The desire to implement optical structures on much larger scales motivated much of our research into thin films. Given the tremendous expense and difficulties in producing and launching high quantities of large reflectors, it is doubtful that refinements of conventional technology will meet future needs, particularly in a cost-effective manner. A principle of our thin film research at large was the development of accurate modeling and simulation tools. We approached this by developing a family of models of progressing complexity that were validated by test.
We examined the possible use of thin film materials as globally adaptable surfaces for optical applications. Typical adaptive optics are an aggregate of discrete mirrors actuated independently. Individual mirrored elements could not easily be deployed with a large scale inflatable structure and would lack an adequate reaction structure for traditional actuation methods. Rather than utilizing discrete optical elements, we proposed changing the global shape of the surface through a distribution of moments imparted by piezoelectric bimorph actuators. This project examined the effectiveness of global shape control with the discrete moment method as it applied to a simple fixed-fixed beam. Results illustrated that such a method shows promise. First order models can be used in simulation tools to examine control architectures for more complex optical shapes.
Our test beam consisted of an aluminum substrate with a thin piezoelectric layer bonded to its surface. Etching away portions of the external electrode created the individual bimorph actuators that imparted the discrete moments. While these bimorph “cells” could be actuated independently, the applied moments would influence the shape of the beam as a whole. Therefore, it was necessary to measure the total shape of the beam under the influence individual cells. A fixed-fixed beam of this type is linear for small displacements and the desired shape could be approximated as a linear composition of these empirically derived “influence functions”.

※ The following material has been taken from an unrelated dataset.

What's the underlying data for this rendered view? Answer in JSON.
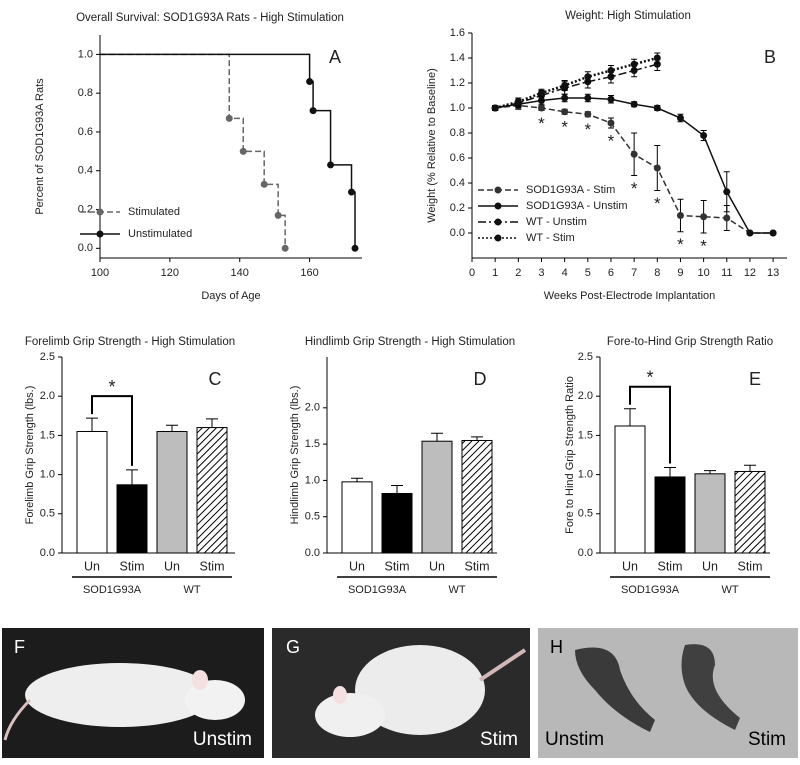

Utilizing a laser probe to measure the vertical displacement of the test beam, a milling machine was modified into an x-y scanning bed. Surface displacements were plotted as a matrix of the two positional coordinates allowing extraction of the influence shapes as a function of piezo excitation voltages. While the measured shapes differed from the theoretical models by some degree, several reasonable conditions could explain this disparity including non-ideal fixed-fixed boundary conditions as well as variations in the beam thickness, piezoelectric thickness, bond layer thickness or a combination of all three.
Once a survey of these influence functions was complete, the data was used in a least squares algorithm to estimate initial control values for a global command. Target shapes for this experiment were first and second order curvatures common in optics: a top hat or piston, and a parabola. Initial estimates of control voltage did produce the proper shapes but displacements were generally too low. Only after several steps of manual tuning were the optimal shapes achieved.
The long acquisition time of the scanner proved to be the biggest drawback of the experimental setup. This precluded the evaluation of more sophisticated control loops to fine tune the commanded shape. It also barred us from considering dynamic rather than static shape control. These results however, show that net shape control with bimorphs is achievable within the limits of linear beam theory. Given a means to quickly measure the net shape of the surface, it would not be difficult to use more sophisticated control architectures.